Getting Rid of Termites Safely and Effectively is Perfect Protections Specialty!
Although species vary throughout the United States, subterranean termites are the type most likely to attack your home. Their underground colonies can contain millions of termites and they may also colonize and travel through tubes above ground. But you may never see evidence of them...until a pest professional discovers they've seriously damaged your home. In fact, termites cause $5 billion worth of damage each year in the U. S. alone - damage not covered by most homeowners' insurance.
In their search for food (wood/cellulose) and moisture, termites will squeeze through cracks as narrow as 1/32 of an inch to enter your home! Expansion joints, foundation cracks, tiny gaps around plumbing, and service entries are all potential entry points.
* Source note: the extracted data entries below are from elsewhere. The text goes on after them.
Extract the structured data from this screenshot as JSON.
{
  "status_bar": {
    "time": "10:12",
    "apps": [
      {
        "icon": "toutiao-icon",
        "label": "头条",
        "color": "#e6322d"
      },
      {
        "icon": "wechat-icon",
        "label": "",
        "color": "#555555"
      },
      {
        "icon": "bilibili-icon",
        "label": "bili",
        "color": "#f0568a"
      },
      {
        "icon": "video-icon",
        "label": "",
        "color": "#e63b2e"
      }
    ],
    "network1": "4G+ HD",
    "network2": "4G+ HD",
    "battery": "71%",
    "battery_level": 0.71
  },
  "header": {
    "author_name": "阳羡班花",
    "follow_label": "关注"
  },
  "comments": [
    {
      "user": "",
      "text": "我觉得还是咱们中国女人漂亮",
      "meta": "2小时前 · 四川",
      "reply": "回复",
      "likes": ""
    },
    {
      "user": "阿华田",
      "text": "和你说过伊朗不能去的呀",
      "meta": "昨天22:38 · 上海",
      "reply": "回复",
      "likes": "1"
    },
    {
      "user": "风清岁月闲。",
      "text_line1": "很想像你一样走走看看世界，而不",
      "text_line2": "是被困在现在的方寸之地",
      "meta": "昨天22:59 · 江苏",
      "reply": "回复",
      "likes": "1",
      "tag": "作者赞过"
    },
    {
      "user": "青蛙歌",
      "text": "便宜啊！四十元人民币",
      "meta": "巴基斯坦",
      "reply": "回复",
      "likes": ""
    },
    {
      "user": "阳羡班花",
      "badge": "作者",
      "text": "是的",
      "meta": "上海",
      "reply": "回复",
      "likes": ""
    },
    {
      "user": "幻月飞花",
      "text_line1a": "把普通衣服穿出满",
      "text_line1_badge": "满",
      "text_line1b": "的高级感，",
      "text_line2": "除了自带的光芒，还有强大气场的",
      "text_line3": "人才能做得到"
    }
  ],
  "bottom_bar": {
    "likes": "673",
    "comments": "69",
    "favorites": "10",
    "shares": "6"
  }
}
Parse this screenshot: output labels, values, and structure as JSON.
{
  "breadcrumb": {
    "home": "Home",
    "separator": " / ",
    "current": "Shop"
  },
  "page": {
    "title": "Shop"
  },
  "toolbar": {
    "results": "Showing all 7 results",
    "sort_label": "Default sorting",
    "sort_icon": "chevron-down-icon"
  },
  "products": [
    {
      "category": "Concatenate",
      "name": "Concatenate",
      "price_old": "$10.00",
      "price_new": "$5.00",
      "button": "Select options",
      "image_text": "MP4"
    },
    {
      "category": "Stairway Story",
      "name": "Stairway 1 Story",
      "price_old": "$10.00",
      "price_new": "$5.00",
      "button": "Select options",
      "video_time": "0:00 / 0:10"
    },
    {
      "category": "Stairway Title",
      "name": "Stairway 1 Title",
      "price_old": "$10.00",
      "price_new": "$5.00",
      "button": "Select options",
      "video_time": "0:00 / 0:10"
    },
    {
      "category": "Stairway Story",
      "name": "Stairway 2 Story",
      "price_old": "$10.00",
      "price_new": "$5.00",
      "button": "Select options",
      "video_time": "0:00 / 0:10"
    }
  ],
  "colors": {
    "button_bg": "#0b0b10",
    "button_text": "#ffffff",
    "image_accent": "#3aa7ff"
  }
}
And once they're in, undetected termites can mean untold damage.
Termites (or subterranean termites) live in underground colonies or in moist secluded areas aboveground that can contain up to 2 million members. They build distinctive "mud tubes" to gain access to food sources and to protect themselves from open air. Termite colonies are organized into castes depending on tasks -- workers, soldiers and reproductives. The characteristics of a subterranean termite are dependent on the termite's role in the colony. Cream-colored Worker subterranean termites are 1/8 to 3/8's of an inch in length. Soldier subterranean termites are of a similar body length, but are distinguished by their powerful mandibles. Solider termites have cream-colored bodies and brown heads. Reproductive subterranean termites are approximately one inch long.
Subterranean termites live underground and build tunnels, referred to as mud tubes, to reach food sources. Like other termite species, they feed on products containing cellulose. Subterranean termites swarm in the spring -- groups of reproductive termites go off to start new colonies.
Subterranean termites need contact with the soil to survive and live underground. They can build tunnels through cracks in concrete.
Subterranean termites are by far the most destructive species. They can collapse a building entirely, meaning possible financial ruin for a homeowner. The hard, saw-toothed jaws of termites work like shears and are able to bite off extremely small fragments of wood, one piece at a time.
Avoid water accumulation near your home's foundation. Divert water away with properly functioning downspouts, gutters and splash blocks. Reduce humidity in crawl spaces with proper ventilation. Never bury wood scraps or waste lumber in the yard. Most importantly, eliminate wood contact with the soil. Maintain a one-inch gap between the soil and wood portions of the building.